March 29, 2017

Fewer Claim Jobless Benefits

The amount of new claims for unemployment benefits totaled 391,000 in the week ending December 25th, according to statistics released today from the Labor Department. This is the first week since mid July of 2008 that there were fewer than 400,000 new claims for unemployment benefits. In other words, there were 127 consecutive weeks with more than 400,000 new claims for unemployment benefits, but this streak ended last week. The fact that fewer people are filing for unemployment benefits has two key implications for the US economy.

First, federal and state expenses for unemployment benefits will go down. Federal expenditures for unemployment benefits have skyrocketed in the past two fiscal years. In 2009, jobless benefits totaled $120 billion – a 155% increase from 2008, according to statistics [.pdf] from the Congressional Budget Office.
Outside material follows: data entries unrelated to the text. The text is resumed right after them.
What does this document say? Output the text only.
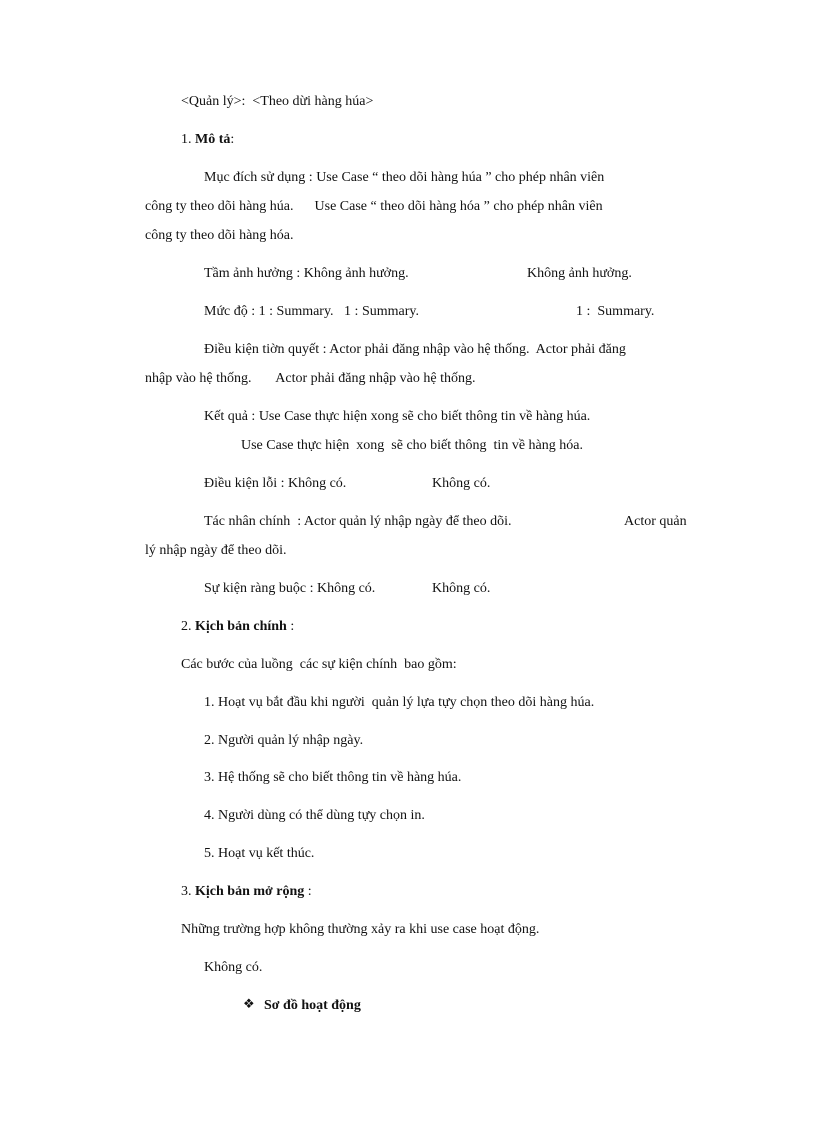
<Quản lý>:  <Theo dừi hàng húa>
1. Mô tả:
Mục đích sử dụng : Use Case “ theo dõi hàng húa ” cho phép nhân viên
công ty theo dõi hàng húa.      Use Case “ theo dõi hàng hóa ” cho phép nhân viên
công ty theo dõi hàng hóa.
Tầm ảnh hưởng : Không ảnh hưởng.	Không ảnh hưởng.
Mức độ : 1 : Summary.   1 : Summary.	1 :  Summary.
Điều kiện tiờn quyết : Actor phải đăng nhập vào hệ thống.  Actor phải đăng
nhập vào hệ thống.       Actor phải đăng nhập vào hệ thống.
Kết quả : Use Case thực hiện xong sẽ cho biết thông tin về hàng húa.
Use Case thực hiện  xong  sẽ cho biết thông  tin về hàng hóa.
Điều kiện lỗi : Không có.	Không có.
Tác nhân chính  : Actor quản lý nhập ngày để theo dõi.	Actor quản
lý nhập ngày để theo dõi.
Sự kiện ràng buộc : Không có.	Không có.
2. Kịch bản chính :
Các bước của luồng  các sự kiện chính  bao gồm:
1. Hoạt vụ bắt đầu khi người  quản lý lựa tựy chọn theo dõi hàng húa.
2. Người quản lý nhập ngày.
3. Hệ thống sẽ cho biết thông tin về hàng húa.
4. Người dùng có thể dùng tựy chọn in.
5. Hoạt vụ kết thúc.
3. Kịch bản mở rộng :
Những trường hợp không thường xảy ra khi use case hoạt động.
Không có.
❖ Sơ đồ hoạt động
In 2010, jobless benefits totaled $162 billion – a 35% increase from 2009. With fewer people seeking jobless benefits in fiscal year 2011, a reduction of spending for these benefits is foreseeable.

Second, fewer new claims for unemployment benefits also indicates employment is more stable and layoffs are less frequent. The peak of new claims for jobless benefits occurred in March 2009, when there were 651,000 claims. The fact that new claims are more than 40% less than the peak shows an improvement for the US economy, albeit a sour one.

Despite these above implications, another aspect to consider is whether the holiday week influenced the reduced amount of new claims. Since labor departments were closed in respect of Christmas Eve last Friday, it is possible the shorter work week led to the reduction in new claims. Additionally, individuals may be more reluctant to file for such benefits during a holiday week, especially since many people travel or visit family through the holidays. Therefore, far-reaching claims based on the reduction of new claims in the week ending December 25th, such as reduced expenditures for unemployment benefits in fiscal year 2011, may not be firm.

However, to account for weekly fluctuations in the amount of new claims for unemployment benefits, the Labor Department also provides the average amount of new claims for benefits over the past four weeks, which is a more stable indicator. The four-week average was 414,000 last week. As a result, the four-week moving average also reflects a trend for a reduced amount of new claims. This trend supports the above implications, especially the likelihood for lower costs on jobless benefits in fiscal year 2011.

UPDATE: The Labor Department revised the amount of new unemployment claims in the week ending December 25th from 388,000 to 391,000.